Even some of those projected workout times are shocking for a regular Track athlete. Why is he doing Intensive tempo lactate tolerance butt-locking workouts?
Let’s take a look.
10 x 100m Workout
A 10.5 100m sprinter doing a tempo workout at 75% would do the 10×100 in about 14 sec. 12 sec is about 87% medium intensity and will surely cause butt-lock from lactic acid at interval number 6 onwards.
If an athlete wanted to work on speed and speed endurance, I would recommend (building up over the course of the season) 4×30, 60, 80,100,120, 150 all with full recovery.

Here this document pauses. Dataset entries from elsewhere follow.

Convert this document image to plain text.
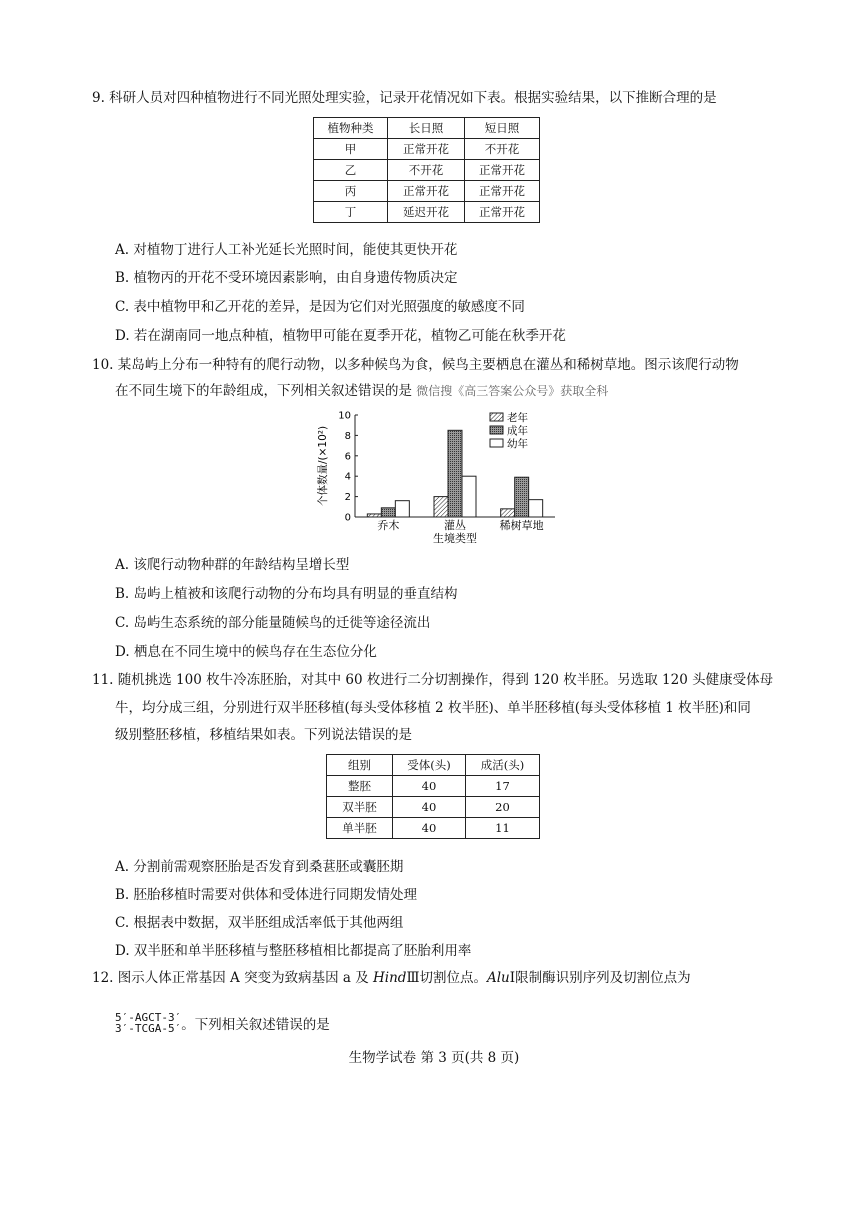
9. 科研人员对四种植物进行不同光照处理实验，记录开花情况如下表。根据实验结果，以下推断合理的是
植物种类	长日照	短日照
甲	正常开花	不开花
乙	不开花	正常开花
丙	正常开花	正常开花
丁	延迟开花	正常开花
A. 对植物丁进行人工补光延长光照时间，能使其更快开花
B. 植物丙的开花不受环境因素影响，由自身遗传物质决定
C. 表中植物甲和乙开花的差异，是因为它们对光照强度的敏感度不同
D. 若在湖南同一地点种植，植物甲可能在夏季开花，植物乙可能在秋季开花
10. 某岛屿上分布一种特有的爬行动物，以多种候鸟为食，候鸟主要栖息在灌丛和稀树草地。图示该爬行动物
在不同生境下的年龄组成，下列相关叙述错误的是 微信搜《高三答案公众号》获取全科
0
2
4
6
8
10
个体数量/(×10²)
乔木	灌丛	稀树草地
生境类型
老年
成年
幼年
A. 该爬行动物种群的年龄结构呈增长型
B. 岛屿上植被和该爬行动物的分布均具有明显的垂直结构
C. 岛屿生态系统的部分能量随候鸟的迁徙等途径流出
D. 栖息在不同生境中的候鸟存在生态位分化
11. 随机挑选 100 枚牛冷冻胚胎，对其中 60 枚进行二分切割操作，得到 120 枚半胚。另选取 120 头健康受体母
牛，均分成三组，分别进行双半胚移植(每头受体移植 2 枚半胚)、单半胚移植(每头受体移植 1 枚半胚)和同
级别整胚移植，移植结果如表。下列说法错误的是
组别	受体(头)	成活(头)
整胚	40	17
双半胚	40	20
单半胚	40	11
A. 分割前需观察胚胎是否发育到桑葚胚或囊胚期
B. 胚胎移植时需要对供体和受体进行同期发情处理
C. 根据表中数据，双半胚组成活率低于其他两组
D. 双半胚和单半胚移植与整胚移植相比都提高了胚胎利用率
12. 图示人体正常基因 A 突变为致病基因 a 及 HindⅢ切割位点。AluⅠ限制酶识别序列及切割位点为
5′-AGCT-3′
3′-TCGA-5′ 。下列相关叙述错误的是
生物学试卷 第 3 页(共 8 页)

John Smith as well as Tom Tellez from the Santa Monica Track Club days would do a similar “Sprint Breakdown”: 100, 80, 60, 40, 20, all from the blocks with 6-8 minutes recovery between runs.
6 x 200m Workout
6 x 200m in 26 with short recovery of 90 seconds would make better sense, or 2 x 200 in 22 seconds with full recovery of 10-15 minutes. And this is for a track sprinter. See the Clyde Hart Train Slower to be faster article. Or see my post on the 6 x 200m workout.
But 6 x 200m in 22? Ouch.
2 x 400m Workout
This is a classic special endurance workout with full recovery for a 200-400 sprinter, and not a Wide Receiver. To prevent staleness, we would start a training cycle at 500-500 (20 min recovery), then the week after 500-450, then 450-450, 450-400, 400-400 and so on. As the volume decreased, the speed increases. Plus with the volume decreasing, we add more volume to another workout during the week, usually a speed endurance workout.
I like to keep an eye on training volumes, including foot contacts for plyometrics and weight training numbers, of course.